Les aliments ultra-transformés augmentent le risque de mortalité précoce
Les aliments ultra-transformés augmentent le risque de mortalité précoce

Une nouvelle étude internationale a révélé que la consommation excessive d’aliments ultra-transformés augmente le risque de décès prématuré, ravivant ainsi les appels à prendre des mesures strictes contre ces produits.
Les aliments ultra-transformés contiennent des substances chimiques, des colorants artificiels et des édulcorants utilisés pour améliorer l’apparence, le goût ou la texture des aliments, ainsi que des conservateurs prolongeant leur durée de conservation. Ils sont également riches en sel ou en sucre, entraînant une augmentation importante de leur apport calorique. Parmi ces aliments figurent les viandes transformées, les pâtisseries industrielles, les céréales du petit-déjeuner, les soupes instantanées, les chips, les biscuits, les glaces, les yaourts aromatisés aux fruits et les sodas.

Selon le journal britannique The Guardian, l’étude a été menée dans huit pays : Royaume-Uni, États-Unis, Australie, Brésil, Canada, Colombie, Chili et Mexique.
Elle a montré que chaque augmentation de 10 % de la consommation d’aliments ultra-transformés accroît de 3 % le risque de décéder avant l’âge de 75 ans.
Les chercheurs indiquent que ces aliments sont tellement nocifs pour la santé qu’ils pourraient être responsables d’un décès prématuré sur sept dans certains pays.

Parmi les pays les plus touchés figurent les États-Unis, où ces produits seraient responsables de 124 000 décès prématurés par an, et l’Angleterre, avec plus de 17 000 décès annuels liés à leur consommation.
Eduardo Augusto Fernandes Nilson, chercheur principal de l’étude, affilié à la Fondation Oswaldo Cruz au Brésil, précise que ce ne sont pas seulement les niveaux élevés de matières grasses, de sel et de sucre qui posent problème, mais aussi les additifs tels que les édulcorants et les arômes, qui nuisent également à la santé.

Il ajoute : « Alors que 4 % des décès prématurés en Colombie, 5 % au Brésil et 6 % au Chili sont attribuables à la consommation d’aliments ultra-transformés, ce chiffre atteint 10,9 % au Canada, 13,7 % aux États-Unis et 13,8 % en Angleterre. Ce sont des proportions très préoccupantes. »

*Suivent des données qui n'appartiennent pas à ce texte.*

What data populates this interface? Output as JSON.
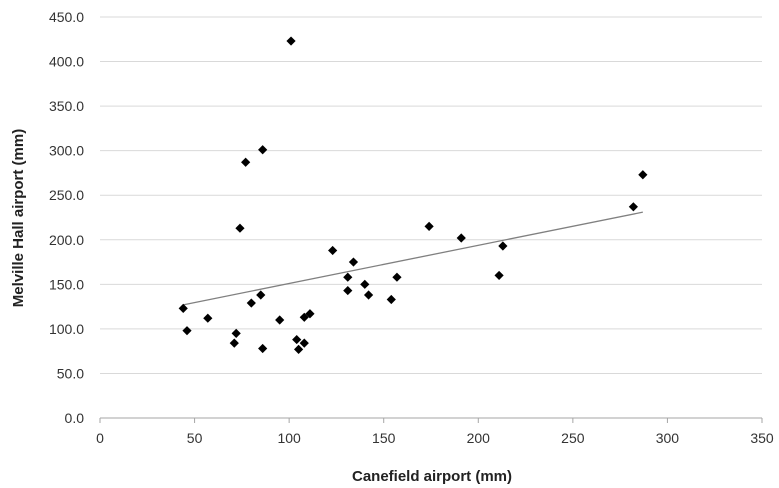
{
  "chart_data": {
    "type": "scatter",
    "xlabel": "Canefield airport (mm)",
    "ylabel": "Melville Hall airport (mm)",
    "xlim": [
      0,
      350
    ],
    "ylim": [
      0,
      450
    ],
    "xticks": [
      0,
      50,
      100,
      150,
      200,
      250,
      300,
      350
    ],
    "yticks": [
      0,
      50,
      100,
      150,
      200,
      250,
      300,
      350,
      400,
      450
    ],
    "x_tick_labels": [
      "0",
      "50",
      "100",
      "150",
      "200",
      "250",
      "300",
      "350"
    ],
    "y_tick_labels": [
      "0.0",
      "50.0",
      "100.0",
      "150.0",
      "200.0",
      "250.0",
      "300.0",
      "350.0",
      "400.0",
      "450.0"
    ],
    "grid": "horizontal",
    "legend": "none",
    "marker": "diamond",
    "marker_color": "#000000",
    "trendline_color": "#808080",
    "trendline": {
      "x": [
        44,
        287
      ],
      "y": [
        127,
        231
      ]
    },
    "points": [
      {
        "x": 44,
        "y": 123
      },
      {
        "x": 46,
        "y": 98
      },
      {
        "x": 57,
        "y": 112
      },
      {
        "x": 71,
        "y": 84
      },
      {
        "x": 72,
        "y": 95
      },
      {
        "x": 74,
        "y": 213
      },
      {
        "x": 77,
        "y": 287
      },
      {
        "x": 80,
        "y": 129
      },
      {
        "x": 85,
        "y": 138
      },
      {
        "x": 86,
        "y": 301
      },
      {
        "x": 86,
        "y": 78
      },
      {
        "x": 95,
        "y": 110
      },
      {
        "x": 101,
        "y": 423
      },
      {
        "x": 104,
        "y": 88
      },
      {
        "x": 105,
        "y": 77
      },
      {
        "x": 108,
        "y": 113
      },
      {
        "x": 108,
        "y": 84
      },
      {
        "x": 111,
        "y": 117
      },
      {
        "x": 123,
        "y": 188
      },
      {
        "x": 131,
        "y": 158
      },
      {
        "x": 131,
        "y": 143
      },
      {
        "x": 134,
        "y": 175
      },
      {
        "x": 140,
        "y": 150
      },
      {
        "x": 142,
        "y": 138
      },
      {
        "x": 154,
        "y": 133
      },
      {
        "x": 157,
        "y": 158
      },
      {
        "x": 174,
        "y": 215
      },
      {
        "x": 191,
        "y": 202
      },
      {
        "x": 211,
        "y": 160
      },
      {
        "x": 213,
        "y": 193
      },
      {
        "x": 282,
        "y": 237
      },
      {
        "x": 287,
        "y": 273
      }
    ]
  }
}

Les chercheurs concluent que « le risque de décès prématuré lié aux aliments ultra-transformés augmente significativement en fonction de leur part dans l’alimentation quotidienne. Consommer ces produits en grande quantité a un impact majeur sur la santé ».

Ils appellent les gouvernements du monde entier à prendre des mesures fortes pour contrer ce phénomène, notamment en renforçant la réglementation sur la commercialisation et la vente de ces aliments dans les écoles et sur les lieux de travail, ainsi qu’en imposant des taxes pour en réduire la consommation.

Ces résultats s’ajoutent aux preuves croissantes qui lient la consommation d’aliments ultra-transformés à un risque accru de maladies spécifiques, comme le cancer, les maladies cardiovasculaires, le diabète et les maladies rénales chroniques.